Music genre is always a fuzzy concept - especially when you have artists cross over from one genre to another.  Many times, an artist's first genre follows them along into new musical territory.  For instance, today, I'm listening to some fantastic acoustic guitar that to my ear sounds Latin or Spanish.  The music is  Rodrigo y Gabriela which  (according to Wikipedia) is a musical duo that got their start playing thrash metal in Mexico city - but moved onto acoustic guitars.  Because of their mixed musical roots, they are not easy to classify - and it seems that everyone sticks them into a different genre:

  • eMusic ( where I purchased the tracks) calls them Latin
  • Wikipedia  labels them acoustic,  folk rock and metal
  • All Music  and Napster label them world
  • iTunes labels them reggae (what's with that?)
  • last.fm users label them with tags like 'acoustic', 'flamenco' and 'guitar'

Genre is tough ... yet it is still mostly useful ...

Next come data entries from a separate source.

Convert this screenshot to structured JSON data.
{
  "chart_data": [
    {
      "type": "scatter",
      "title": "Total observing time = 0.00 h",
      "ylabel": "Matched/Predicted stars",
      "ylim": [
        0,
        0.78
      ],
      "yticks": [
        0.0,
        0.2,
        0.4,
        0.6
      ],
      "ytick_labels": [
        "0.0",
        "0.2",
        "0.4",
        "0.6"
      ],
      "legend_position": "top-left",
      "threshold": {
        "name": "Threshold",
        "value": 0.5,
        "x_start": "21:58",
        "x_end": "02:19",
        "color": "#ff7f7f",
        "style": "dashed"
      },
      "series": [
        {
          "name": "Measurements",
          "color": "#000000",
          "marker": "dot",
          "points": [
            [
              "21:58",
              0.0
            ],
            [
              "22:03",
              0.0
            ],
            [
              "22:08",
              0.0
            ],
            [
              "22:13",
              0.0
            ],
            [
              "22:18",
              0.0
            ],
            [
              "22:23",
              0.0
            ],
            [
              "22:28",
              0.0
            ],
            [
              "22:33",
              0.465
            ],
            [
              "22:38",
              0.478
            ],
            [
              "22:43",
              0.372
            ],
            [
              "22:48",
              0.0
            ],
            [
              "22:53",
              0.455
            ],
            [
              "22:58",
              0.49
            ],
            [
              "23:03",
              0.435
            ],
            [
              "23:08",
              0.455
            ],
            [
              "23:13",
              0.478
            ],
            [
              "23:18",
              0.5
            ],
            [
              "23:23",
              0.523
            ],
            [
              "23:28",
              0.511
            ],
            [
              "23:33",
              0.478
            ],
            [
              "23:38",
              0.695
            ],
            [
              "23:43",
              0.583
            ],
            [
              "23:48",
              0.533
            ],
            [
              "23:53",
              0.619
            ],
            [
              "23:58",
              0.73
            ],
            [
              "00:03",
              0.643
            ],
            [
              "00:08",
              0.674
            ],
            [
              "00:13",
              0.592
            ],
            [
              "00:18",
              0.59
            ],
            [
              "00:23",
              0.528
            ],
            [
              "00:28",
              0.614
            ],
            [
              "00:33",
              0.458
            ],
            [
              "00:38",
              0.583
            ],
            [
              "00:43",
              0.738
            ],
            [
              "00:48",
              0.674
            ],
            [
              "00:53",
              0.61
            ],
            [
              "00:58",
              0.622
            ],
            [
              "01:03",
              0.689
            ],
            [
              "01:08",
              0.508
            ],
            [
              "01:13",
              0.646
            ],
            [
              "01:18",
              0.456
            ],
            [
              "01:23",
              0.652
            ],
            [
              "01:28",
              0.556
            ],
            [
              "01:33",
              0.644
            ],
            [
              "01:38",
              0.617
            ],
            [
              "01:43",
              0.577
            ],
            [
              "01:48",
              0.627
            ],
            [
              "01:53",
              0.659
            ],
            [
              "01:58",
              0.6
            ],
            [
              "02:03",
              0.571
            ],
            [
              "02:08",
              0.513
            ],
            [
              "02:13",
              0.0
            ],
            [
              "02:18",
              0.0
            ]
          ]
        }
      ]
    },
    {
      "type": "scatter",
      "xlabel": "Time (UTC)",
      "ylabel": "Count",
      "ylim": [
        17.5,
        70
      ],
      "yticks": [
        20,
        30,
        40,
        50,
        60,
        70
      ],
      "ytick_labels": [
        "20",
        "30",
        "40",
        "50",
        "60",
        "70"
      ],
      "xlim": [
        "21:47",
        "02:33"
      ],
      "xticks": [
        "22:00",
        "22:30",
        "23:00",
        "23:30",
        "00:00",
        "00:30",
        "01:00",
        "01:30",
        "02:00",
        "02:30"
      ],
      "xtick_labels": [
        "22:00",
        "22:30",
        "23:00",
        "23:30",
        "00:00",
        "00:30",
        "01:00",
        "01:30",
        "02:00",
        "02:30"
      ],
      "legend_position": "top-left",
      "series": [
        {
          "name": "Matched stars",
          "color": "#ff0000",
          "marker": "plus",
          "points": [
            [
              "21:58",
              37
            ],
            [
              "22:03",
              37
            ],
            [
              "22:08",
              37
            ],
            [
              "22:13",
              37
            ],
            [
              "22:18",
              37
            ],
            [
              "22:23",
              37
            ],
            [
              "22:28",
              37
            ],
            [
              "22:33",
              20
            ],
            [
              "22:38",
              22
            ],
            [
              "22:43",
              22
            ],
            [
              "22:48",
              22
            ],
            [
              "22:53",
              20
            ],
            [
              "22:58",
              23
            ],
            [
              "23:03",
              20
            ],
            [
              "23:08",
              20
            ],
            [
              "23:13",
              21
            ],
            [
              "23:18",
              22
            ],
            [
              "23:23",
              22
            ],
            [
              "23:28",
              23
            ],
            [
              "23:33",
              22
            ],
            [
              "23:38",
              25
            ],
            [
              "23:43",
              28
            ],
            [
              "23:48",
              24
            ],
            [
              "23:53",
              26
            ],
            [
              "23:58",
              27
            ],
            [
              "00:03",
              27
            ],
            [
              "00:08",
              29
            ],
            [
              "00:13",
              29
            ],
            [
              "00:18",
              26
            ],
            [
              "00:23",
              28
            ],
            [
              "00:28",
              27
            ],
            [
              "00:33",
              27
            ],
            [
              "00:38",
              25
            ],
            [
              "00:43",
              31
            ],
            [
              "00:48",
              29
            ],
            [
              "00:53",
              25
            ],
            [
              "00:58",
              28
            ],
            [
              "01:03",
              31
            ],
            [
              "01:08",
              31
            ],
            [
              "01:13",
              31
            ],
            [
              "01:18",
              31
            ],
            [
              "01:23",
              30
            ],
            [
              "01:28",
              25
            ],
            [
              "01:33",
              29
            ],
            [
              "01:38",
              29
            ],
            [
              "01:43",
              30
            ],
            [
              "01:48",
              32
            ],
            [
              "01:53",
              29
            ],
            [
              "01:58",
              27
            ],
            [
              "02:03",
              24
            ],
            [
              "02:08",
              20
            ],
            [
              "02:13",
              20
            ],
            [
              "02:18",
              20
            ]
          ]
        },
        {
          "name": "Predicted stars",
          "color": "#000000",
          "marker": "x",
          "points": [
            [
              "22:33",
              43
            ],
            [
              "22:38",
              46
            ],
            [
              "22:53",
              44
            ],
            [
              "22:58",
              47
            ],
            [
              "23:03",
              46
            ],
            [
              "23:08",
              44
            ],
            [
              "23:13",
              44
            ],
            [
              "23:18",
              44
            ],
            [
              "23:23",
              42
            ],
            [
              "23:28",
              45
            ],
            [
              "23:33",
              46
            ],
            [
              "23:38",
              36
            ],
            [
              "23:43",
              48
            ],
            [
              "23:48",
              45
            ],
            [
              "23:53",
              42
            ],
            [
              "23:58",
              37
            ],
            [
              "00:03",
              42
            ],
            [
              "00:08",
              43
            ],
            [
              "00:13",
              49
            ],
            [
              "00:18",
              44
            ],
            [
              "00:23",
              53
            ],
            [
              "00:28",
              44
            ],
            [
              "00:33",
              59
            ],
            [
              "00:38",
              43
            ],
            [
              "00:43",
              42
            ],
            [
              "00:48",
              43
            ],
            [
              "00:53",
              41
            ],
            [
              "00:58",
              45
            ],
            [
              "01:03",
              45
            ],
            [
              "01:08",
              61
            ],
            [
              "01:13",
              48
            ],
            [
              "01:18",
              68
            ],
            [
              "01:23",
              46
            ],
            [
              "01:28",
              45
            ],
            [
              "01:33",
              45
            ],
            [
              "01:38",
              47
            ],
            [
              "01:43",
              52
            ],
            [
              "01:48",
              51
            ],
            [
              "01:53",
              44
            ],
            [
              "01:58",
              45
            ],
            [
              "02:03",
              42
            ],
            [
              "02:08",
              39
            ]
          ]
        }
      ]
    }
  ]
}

 And here's a YouTube video of Rodrigo y Gabriela


It's not April fools any more, but with the rumors floating around, it seems like it could be.  Rumors are that today Steve Jobs will announce a DRM-free deal with EMI.  While hypebot is reporting that Amazon is about to buy eMusic.  Both rumors, if true will be significant steps toward a DRM-free world of music.

 Update:  DRM-Free music from EMI at $1.29 per song is confirmed. W00t!
 

Friday Mar 30, 2007

Following on the heals of Major Miner is a new music labeling game called The Listen Game - in the Listen Game, you work to try to pick the best label for a music clip in a way that agrees with others. The more you agree, the more points you get. The game is fun, a bit addicting, and the data that they collect is used to improve music retrieval.    The game does have a few  glitches (what do you do when your goal is to label the vocals and there are no vocals?), but all in all it was fun way to spend a lunch hour (I played more rounds that I ought to have, trying to break 500). 

The Listen Game was put together by MIR researcher Douglas Turnbull.  You can read more info about the project on his research page.

With all of these researchers looking at social tags I have a feeling we are going to see a lot of folksonomic papers at ISMIR .  In fact I suggest that we change the name of ISMIR this year to "Isn't Social Music Incredibly Rad!"